1974 – « On regrettera par contre l’ostracisme permanent envers quelques grands cuisiniers de méchant caractère mais de merveilleux talent. Faut-il les citer encore ? Pointaire, à Levallois, Sarrassat, à Saint-Gérard-le-Puy, Manière en son Pactole du boulevard Saint-Germain, quelques autres encore… »


1983 – « Pour pallier l’usure du temps (il est octogénaire), pour rivaliser avec la concurrence, le sérieux du Bottin gourmand et la fantaisie du Gault-Millau, le guide Michelin n’a trouvé qu’un moyen de faire parler de lui cette année : le scandale. A Paris, en enlevant une étoile au Vivarois, c’est accabler l’admirable Peyrot actuellement malade et dont les adjoints en cuisine, le personnel en salle et son épouse à la barre font que la maison reste de grande qualité. Et surtout, en enlevant une étoile au Grand Véfour, c’est oublier que Raymond Oliver, après avoir été le rénovateur de la cuisine française, l’homme qui a sorti les chefs du ‘ghetto’, reste l’un de nos grands maîtres. C’est là une faute impardonnable »

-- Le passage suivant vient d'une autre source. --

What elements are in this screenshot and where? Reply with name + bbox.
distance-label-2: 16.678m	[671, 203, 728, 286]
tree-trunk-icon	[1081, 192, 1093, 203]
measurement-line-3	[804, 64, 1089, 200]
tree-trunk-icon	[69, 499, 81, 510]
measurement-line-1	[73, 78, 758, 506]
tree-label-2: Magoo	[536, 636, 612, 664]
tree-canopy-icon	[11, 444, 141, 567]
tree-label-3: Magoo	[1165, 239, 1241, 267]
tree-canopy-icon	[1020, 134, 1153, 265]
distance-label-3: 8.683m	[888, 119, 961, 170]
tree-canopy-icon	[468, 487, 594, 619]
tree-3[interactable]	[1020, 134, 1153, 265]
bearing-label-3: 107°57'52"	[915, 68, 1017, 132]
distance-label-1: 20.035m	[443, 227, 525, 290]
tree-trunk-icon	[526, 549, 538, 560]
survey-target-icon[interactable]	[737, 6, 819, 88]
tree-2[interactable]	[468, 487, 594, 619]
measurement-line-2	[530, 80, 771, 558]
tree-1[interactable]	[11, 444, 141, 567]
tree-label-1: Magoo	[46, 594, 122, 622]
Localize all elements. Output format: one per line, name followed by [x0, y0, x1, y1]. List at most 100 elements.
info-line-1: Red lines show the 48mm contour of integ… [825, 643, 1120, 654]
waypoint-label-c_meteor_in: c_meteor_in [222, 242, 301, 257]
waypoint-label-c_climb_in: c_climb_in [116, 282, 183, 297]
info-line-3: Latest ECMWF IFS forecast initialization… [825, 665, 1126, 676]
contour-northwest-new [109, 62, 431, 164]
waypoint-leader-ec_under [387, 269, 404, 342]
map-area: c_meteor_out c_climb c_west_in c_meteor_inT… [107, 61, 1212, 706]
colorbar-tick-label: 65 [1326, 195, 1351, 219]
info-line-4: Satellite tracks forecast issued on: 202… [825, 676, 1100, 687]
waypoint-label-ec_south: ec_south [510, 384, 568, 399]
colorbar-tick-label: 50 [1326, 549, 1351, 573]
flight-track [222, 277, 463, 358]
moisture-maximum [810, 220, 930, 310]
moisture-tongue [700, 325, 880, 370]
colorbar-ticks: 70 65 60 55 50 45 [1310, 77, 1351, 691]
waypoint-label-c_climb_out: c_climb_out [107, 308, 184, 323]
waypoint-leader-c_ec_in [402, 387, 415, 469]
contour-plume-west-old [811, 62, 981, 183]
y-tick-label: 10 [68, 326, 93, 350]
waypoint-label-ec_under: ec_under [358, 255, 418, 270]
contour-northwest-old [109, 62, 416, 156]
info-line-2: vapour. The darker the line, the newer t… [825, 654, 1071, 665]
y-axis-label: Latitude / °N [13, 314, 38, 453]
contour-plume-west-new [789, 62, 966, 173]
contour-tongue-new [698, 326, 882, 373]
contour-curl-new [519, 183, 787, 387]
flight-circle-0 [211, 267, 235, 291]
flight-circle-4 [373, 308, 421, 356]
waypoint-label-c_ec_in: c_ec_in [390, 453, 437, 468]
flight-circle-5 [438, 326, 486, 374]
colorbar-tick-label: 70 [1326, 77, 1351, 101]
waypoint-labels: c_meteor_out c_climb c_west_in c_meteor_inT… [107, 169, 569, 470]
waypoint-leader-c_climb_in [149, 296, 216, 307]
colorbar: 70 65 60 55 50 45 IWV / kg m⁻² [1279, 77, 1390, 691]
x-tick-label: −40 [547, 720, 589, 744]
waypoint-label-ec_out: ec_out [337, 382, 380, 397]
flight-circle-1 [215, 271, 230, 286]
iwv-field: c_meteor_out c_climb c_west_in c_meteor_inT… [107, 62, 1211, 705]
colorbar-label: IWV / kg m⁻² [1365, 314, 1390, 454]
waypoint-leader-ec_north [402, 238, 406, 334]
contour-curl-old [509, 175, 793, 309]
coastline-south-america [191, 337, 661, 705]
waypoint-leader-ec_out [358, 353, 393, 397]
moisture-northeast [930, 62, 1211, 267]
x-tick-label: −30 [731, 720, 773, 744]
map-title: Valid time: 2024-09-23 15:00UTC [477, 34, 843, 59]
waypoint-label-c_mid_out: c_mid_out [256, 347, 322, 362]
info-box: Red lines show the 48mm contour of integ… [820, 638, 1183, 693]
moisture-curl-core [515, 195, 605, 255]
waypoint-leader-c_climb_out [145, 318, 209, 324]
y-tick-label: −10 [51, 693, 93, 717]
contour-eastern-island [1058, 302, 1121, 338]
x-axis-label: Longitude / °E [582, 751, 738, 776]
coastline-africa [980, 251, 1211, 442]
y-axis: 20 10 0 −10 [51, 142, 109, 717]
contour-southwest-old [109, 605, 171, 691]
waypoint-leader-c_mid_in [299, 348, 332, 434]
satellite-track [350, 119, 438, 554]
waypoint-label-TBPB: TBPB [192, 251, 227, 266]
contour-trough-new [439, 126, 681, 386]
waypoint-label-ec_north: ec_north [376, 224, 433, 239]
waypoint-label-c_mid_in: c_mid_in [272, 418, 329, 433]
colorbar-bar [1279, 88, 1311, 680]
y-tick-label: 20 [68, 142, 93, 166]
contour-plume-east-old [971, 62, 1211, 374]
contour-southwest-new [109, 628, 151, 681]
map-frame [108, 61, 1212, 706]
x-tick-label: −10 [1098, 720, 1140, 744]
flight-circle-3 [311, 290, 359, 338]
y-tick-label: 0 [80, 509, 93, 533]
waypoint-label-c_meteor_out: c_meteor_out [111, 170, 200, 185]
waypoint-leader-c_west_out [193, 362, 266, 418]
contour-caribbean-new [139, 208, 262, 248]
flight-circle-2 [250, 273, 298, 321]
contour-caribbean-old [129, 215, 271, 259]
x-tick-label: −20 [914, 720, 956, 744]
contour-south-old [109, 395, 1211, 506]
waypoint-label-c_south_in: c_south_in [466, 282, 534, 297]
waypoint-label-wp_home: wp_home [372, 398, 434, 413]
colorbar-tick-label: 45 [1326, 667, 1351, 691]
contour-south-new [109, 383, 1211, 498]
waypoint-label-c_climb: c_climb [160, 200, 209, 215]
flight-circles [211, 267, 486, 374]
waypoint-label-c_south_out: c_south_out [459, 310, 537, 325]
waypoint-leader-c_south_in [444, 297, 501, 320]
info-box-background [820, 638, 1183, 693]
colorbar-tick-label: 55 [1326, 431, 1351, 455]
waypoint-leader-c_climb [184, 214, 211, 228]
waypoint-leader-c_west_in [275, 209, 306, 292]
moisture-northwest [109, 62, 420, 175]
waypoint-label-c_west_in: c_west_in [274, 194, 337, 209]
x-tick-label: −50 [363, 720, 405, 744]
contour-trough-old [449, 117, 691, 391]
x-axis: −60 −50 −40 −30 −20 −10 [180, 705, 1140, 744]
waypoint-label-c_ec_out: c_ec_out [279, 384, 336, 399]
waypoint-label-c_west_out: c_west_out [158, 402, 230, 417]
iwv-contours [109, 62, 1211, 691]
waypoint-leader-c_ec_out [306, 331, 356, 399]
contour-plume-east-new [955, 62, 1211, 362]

1984 – « Tel quel, le Michelin 84, mis en vente le 14 mars (61,50 F), signale pour quatre mille cinq cents localités quelque dix mille trois cents établissements sélectionnés. Il reste pour le touriste un excellent instrument. Pour le gourmet peut-être moins, car ses jugements personnels, quelquefois pour faire parler de lui, ne sont ni objectifs ni subjectifs. Comme celle de Lamazère et Luchaire-Barrier à Tours l’autre année, comme celle de Raymond Oliver l’an dernier, l’étoile perdue de Lasserre cette fois peut nous rester en travers de la gorge. Michelin est un guide important, pratique, utile, indispensable même, mais il marche quelquefois à côté de ses pneus »


1986 – « Une année jalouse… C’est l’expression vigneronne pour un millésime hésitant. Elle définit parfaitement le millésime 86 du Guide Michelin. Il vient de paraître en son temps, et au prix de 85 francs, s’appropriant en ses 1 278 pages, quelque 10 405 établissements pour 4 586 localités. Mais on sait qu’on l’achète plus souvent pour ses étoiles (autrefois le Michelin usait du mot astérisque), qui voudraient signaler uniquement les qualités de la table. Ce qui n’est nullement le cas (vit-on jamais trois étoiles au fronton d’un bistro de sublimes cuisines ? Et trop souvent, le décor influence ces augures »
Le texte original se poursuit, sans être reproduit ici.